We finish our weekday readings from the Acts of the Apostles and the Last Supper Discourse from John’s Gospel today, the last day of the Easter Season. St. Luke in Acts tells us of the preaching of Peter and the deacons Stephen and Philip after the resurrection of Jesus. Above all, he describes the ministry of Paul. Their witness and their preaching, I would suggest, is continued in the lives and preaching of the saints celebrated in our calendar for the rest of the year.
Readings from John’s Gospel these last days end with Jesus’ prediction of Peter’s death and John’s role as a witness to the gospel, and the important reminder “There are also many other things that Jesus did, but if these were to be described individually, I do not think the whole world would contain the books that would be written.” (John 25 )
In today’s reading Luke describes Paul’s two final years in Rome (Acts 28:16-20,30-31) as a time he preached to everyone who came to him “with complete assurance and without hindrance”, even though he’s under house arrest. The gospel is preached at the center of the world.
Strange, though, that Luke, who describes the death of Stephen the deacon in great detail, says nothing about the deaths of Peter and Paul.
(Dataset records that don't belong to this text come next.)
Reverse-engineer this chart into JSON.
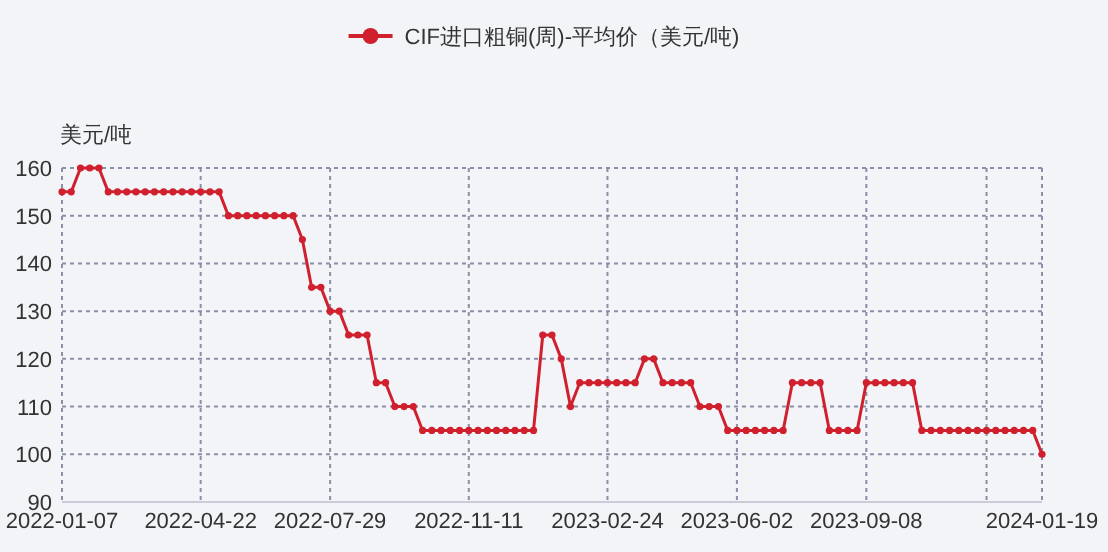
{
  "chart_data": {
    "type": "line",
    "ylabel": "美元/吨",
    "legend": "top",
    "grid": true,
    "marker": "circle",
    "line_style": "solid",
    "x": [
      "2022-01-07",
      "2022-01-14",
      "2022-01-21",
      "2022-01-28",
      "2022-02-04",
      "2022-02-11",
      "2022-02-18",
      "2022-02-25",
      "2022-03-04",
      "2022-03-11",
      "2022-03-18",
      "2022-03-25",
      "2022-04-01",
      "2022-04-08",
      "2022-04-15",
      "2022-04-22",
      "2022-04-29",
      "2022-05-06",
      "2022-05-13",
      "2022-05-20",
      "2022-05-27",
      "2022-06-03",
      "2022-06-10",
      "2022-06-17",
      "2022-06-24",
      "2022-07-01",
      "2022-07-08",
      "2022-07-15",
      "2022-07-22",
      "2022-07-29",
      "2022-08-05",
      "2022-08-12",
      "2022-08-19",
      "2022-08-26",
      "2022-09-02",
      "2022-09-09",
      "2022-09-16",
      "2022-09-23",
      "2022-09-30",
      "2022-10-07",
      "2022-10-14",
      "2022-10-21",
      "2022-10-28",
      "2022-11-04",
      "2022-11-11",
      "2022-11-18",
      "2022-11-25",
      "2022-12-02",
      "2022-12-09",
      "2022-12-16",
      "2022-12-23",
      "2022-12-30",
      "2023-01-06",
      "2023-01-13",
      "2023-01-20",
      "2023-01-27",
      "2023-02-03",
      "2023-02-10",
      "2023-02-17",
      "2023-02-24",
      "2023-03-03",
      "2023-03-10",
      "2023-03-17",
      "2023-03-24",
      "2023-03-31",
      "2023-04-07",
      "2023-04-14",
      "2023-04-21",
      "2023-04-28",
      "2023-05-05",
      "2023-05-12",
      "2023-05-19",
      "2023-05-26",
      "2023-06-02",
      "2023-06-09",
      "2023-06-16",
      "2023-06-23",
      "2023-06-30",
      "2023-07-07",
      "2023-07-14",
      "2023-07-21",
      "2023-07-28",
      "2023-08-04",
      "2023-08-11",
      "2023-08-18",
      "2023-08-25",
      "2023-09-01",
      "2023-09-08",
      "2023-09-15",
      "2023-09-22",
      "2023-09-29",
      "2023-10-06",
      "2023-10-13",
      "2023-10-20",
      "2023-10-27",
      "2023-11-03",
      "2023-11-10",
      "2023-11-17",
      "2023-11-24",
      "2023-12-01",
      "2023-12-08",
      "2023-12-15",
      "2023-12-22",
      "2023-12-29",
      "2024-01-05",
      "2024-01-12",
      "2024-01-19"
    ],
    "series": [
      {
        "name": "CIF进口粗铜(周)-平均价（美元/吨)",
        "color": "#d0202e",
        "values": [
          155,
          155,
          160,
          160,
          160,
          155,
          155,
          155,
          155,
          155,
          155,
          155,
          155,
          155,
          155,
          155,
          155,
          155,
          150,
          150,
          150,
          150,
          150,
          150,
          150,
          150,
          145,
          135,
          135,
          130,
          130,
          125,
          125,
          125,
          115,
          115,
          110,
          110,
          110,
          105,
          105,
          105,
          105,
          105,
          105,
          105,
          105,
          105,
          105,
          105,
          105,
          105,
          125,
          125,
          120,
          110,
          115,
          115,
          115,
          115,
          115,
          115,
          115,
          120,
          120,
          115,
          115,
          115,
          115,
          110,
          110,
          110,
          105,
          105,
          105,
          105,
          105,
          105,
          105,
          115,
          115,
          115,
          115,
          105,
          105,
          105,
          105,
          115,
          115,
          115,
          115,
          115,
          115,
          105,
          105,
          105,
          105,
          105,
          105,
          105,
          105,
          105,
          105,
          105,
          105,
          105,
          100
        ]
      }
    ],
    "xlim": [
      "2022-01-07",
      "2024-01-19"
    ],
    "xticks": [
      {
        "value": "2022-01-07",
        "label": "2022-01-07"
      },
      {
        "value": "2022-04-22",
        "label": "2022-04-22"
      },
      {
        "value": "2022-07-29",
        "label": "2022-07-29"
      },
      {
        "value": "2022-11-11",
        "label": "2022-11-11"
      },
      {
        "value": "2023-02-24",
        "label": "2023-02-24"
      },
      {
        "value": "2023-06-02",
        "label": "2023-06-02"
      },
      {
        "value": "2023-09-08",
        "label": "2023-09-08"
      },
      {
        "value": "2023-12-08",
        "label": null
      },
      {
        "value": "2024-01-19",
        "label": "2024-01-19"
      }
    ],
    "ylim": [
      90,
      160
    ],
    "yticks": [
      90,
      100,
      110,
      120,
      130,
      140,
      150,
      160
    ]
  }
}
He certainly knew the circumstances of their martyrdom in 62 or 63 AD, some years before he wrote Acts.Why didn’t he write about it? For one thing, it would have cleared up a lot of questions about their deaths that some modern historians have raised.
Is it because Luke did not want to draw attention to that tragic time when Nero’s persecution put so many innocent Christians to death? Not the time to open those wounds?
We have the graves and remains of Peter and Paul at the Vatican and outside Romes walls, but no account of their death that someone like Luke could give. I wonder why he didn’t write about it.